# comments on barefoot contessa



## domy (Sep 19, 2006)

Hi everyone, I was wondering if you could give me your feedback on the new barefoot contessa cookbook that just came out? I know that she is quite popular in the US and that she has already come out with 3 if not 4 books (?)... so was wondering what the latest one is like before ordering it..???
many thanks!
domy


----------



## mudbug (Dec 30, 1999)

Hello Domy,

I'm sure someone here will comment, but in the meantime you might want to check the reviews here.

Is this for yourself or a friend?


----------



## domy (Sep 19, 2006)

Hello, yes this is only for me.. trying to get some new ideas... Thanks!!!


----------



## castironchef (Oct 10, 2005)

Check the reviews on amazon.com.


----------



## headless chicken (Apr 28, 2003)

My mother loves watching her and it annoys me when she keeps comparing my methods with Ina's, "Oh, Ina did it this way using such and such nonbaked"

...

...

She is great though, simple, doable at home recipes but still very fashionable like a practical Martha Steward...all the nice at 1/3 the cost. She has a number of cookbooks but also books on entertaining too. I have the http://www.amazon.com/Barefoot-Conte...e=UTF8&s=bookswhich has come in handy every once in a while.


----------



## saraskitchen (Dec 28, 2006)

I have the new barefoot contessa book and I really like it. The recipes aren't groundbreaking, but the ones I've tried have been good and there are many more I plan to make.

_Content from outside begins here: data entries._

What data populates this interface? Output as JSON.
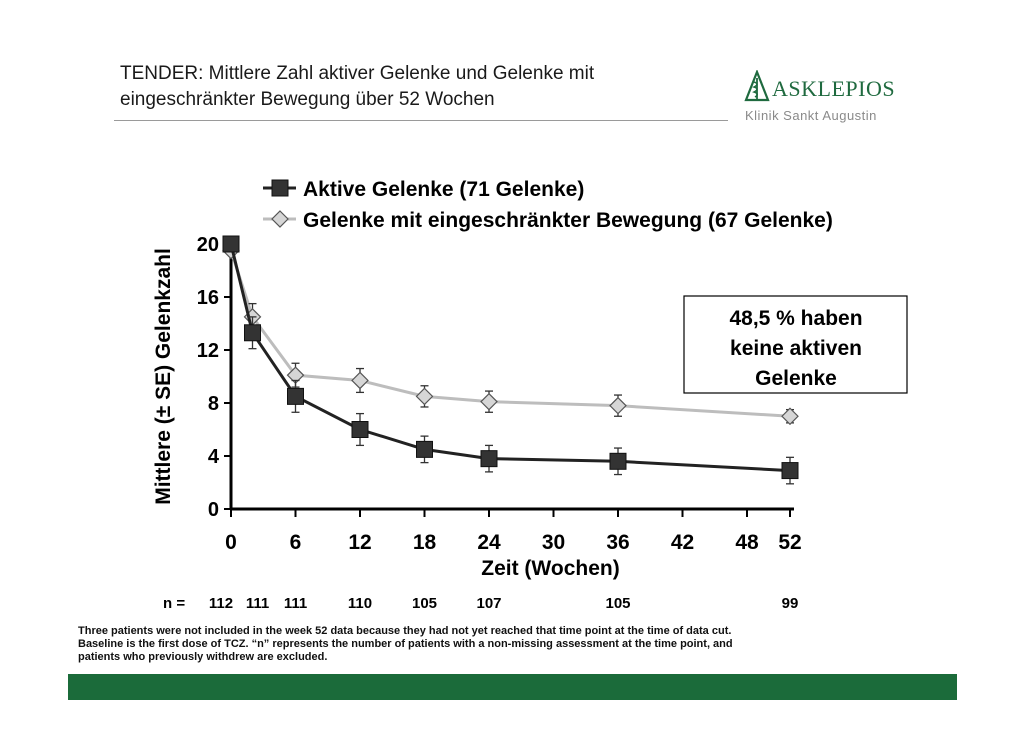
{
  "header": {
    "title_line1": "TENDER: Mittlere Zahl aktiver Gelenke und Gelenke mit",
    "title_line2": "eingeschränkter Bewegung über 52 Wochen"
  },
  "logo": {
    "name": "ASKLEPIOS",
    "subtitle": "Klinik Sankt Augustin",
    "icon": "asclepius-staff-icon",
    "color": "#1f6a3f"
  },
  "chart_data": {
    "type": "line",
    "xlabel": "Zeit (Wochen)",
    "ylabel": "Mittlere (± SE) Gelenkzahl",
    "xlim": [
      0,
      52
    ],
    "ylim": [
      0,
      20
    ],
    "x_ticks": [
      0,
      6,
      12,
      18,
      24,
      30,
      36,
      42,
      48,
      52
    ],
    "y_ticks": [
      0,
      4,
      8,
      12,
      16,
      20
    ],
    "legend_position": "top",
    "series": [
      {
        "name": "Aktive Gelenke (71 Gelenke)",
        "marker": "square",
        "color": "#222222",
        "points": [
          {
            "x": 0,
            "y": 20.0,
            "se": 0.3
          },
          {
            "x": 2,
            "y": 13.3,
            "se": 1.2
          },
          {
            "x": 6,
            "y": 8.5,
            "se": 1.2
          },
          {
            "x": 12,
            "y": 6.0,
            "se": 1.2
          },
          {
            "x": 18,
            "y": 4.5,
            "se": 1.0
          },
          {
            "x": 24,
            "y": 3.8,
            "se": 1.0
          },
          {
            "x": 36,
            "y": 3.6,
            "se": 1.0
          },
          {
            "x": 52,
            "y": 2.9,
            "se": 1.0
          }
        ]
      },
      {
        "name": "Gelenke mit eingeschränkter Bewegung  (67 Gelenke)",
        "marker": "diamond",
        "color": "#bdbdbd",
        "points": [
          {
            "x": 0,
            "y": 19.5,
            "se": 0.3
          },
          {
            "x": 2,
            "y": 14.5,
            "se": 1.0
          },
          {
            "x": 6,
            "y": 10.1,
            "se": 0.9
          },
          {
            "x": 12,
            "y": 9.7,
            "se": 0.9
          },
          {
            "x": 18,
            "y": 8.5,
            "se": 0.8
          },
          {
            "x": 24,
            "y": 8.1,
            "se": 0.8
          },
          {
            "x": 36,
            "y": 7.8,
            "se": 0.8
          },
          {
            "x": 52,
            "y": 7.0,
            "se": 0.5
          }
        ]
      }
    ],
    "n_label": "n =",
    "n_values": [
      {
        "x": 0,
        "n": "112"
      },
      {
        "x": 2,
        "n": "111"
      },
      {
        "x": 6,
        "n": "111"
      },
      {
        "x": 12,
        "n": "110"
      },
      {
        "x": 18,
        "n": "105"
      },
      {
        "x": 24,
        "n": "107"
      },
      {
        "x": 36,
        "n": "105"
      },
      {
        "x": 52,
        "n": "99"
      }
    ],
    "annotation": {
      "lines": [
        "48,5 % haben",
        "keine aktiven",
        "Gelenke"
      ]
    }
  },
  "footnote": "Three patients were not included in the week 52 data because they had not yet reached that time point at the time of data cut. Baseline is the first dose of TCZ. “n” represents the number of patients with a non-missing assessment at the time point, and patients who previously withdrew are excluded.",
  "colors": {
    "footer_bar": "#1b6b3a",
    "axis": "#000000"
  }
}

Sometimes I just don't have the time or patience to try to follow a recipe that has 25 ingredients and 10 cooking steps. Ina's recipes are perfect for when you want good food quickly. Although I always reduce the amount of butter/oil, it's just not necessary.


----------



## shipscook (Jan 14, 2007)

I only own "Barefoot in Paris" and love it. Been going through and reading all the little stories that go with recipes, beautiful!

Nan


----------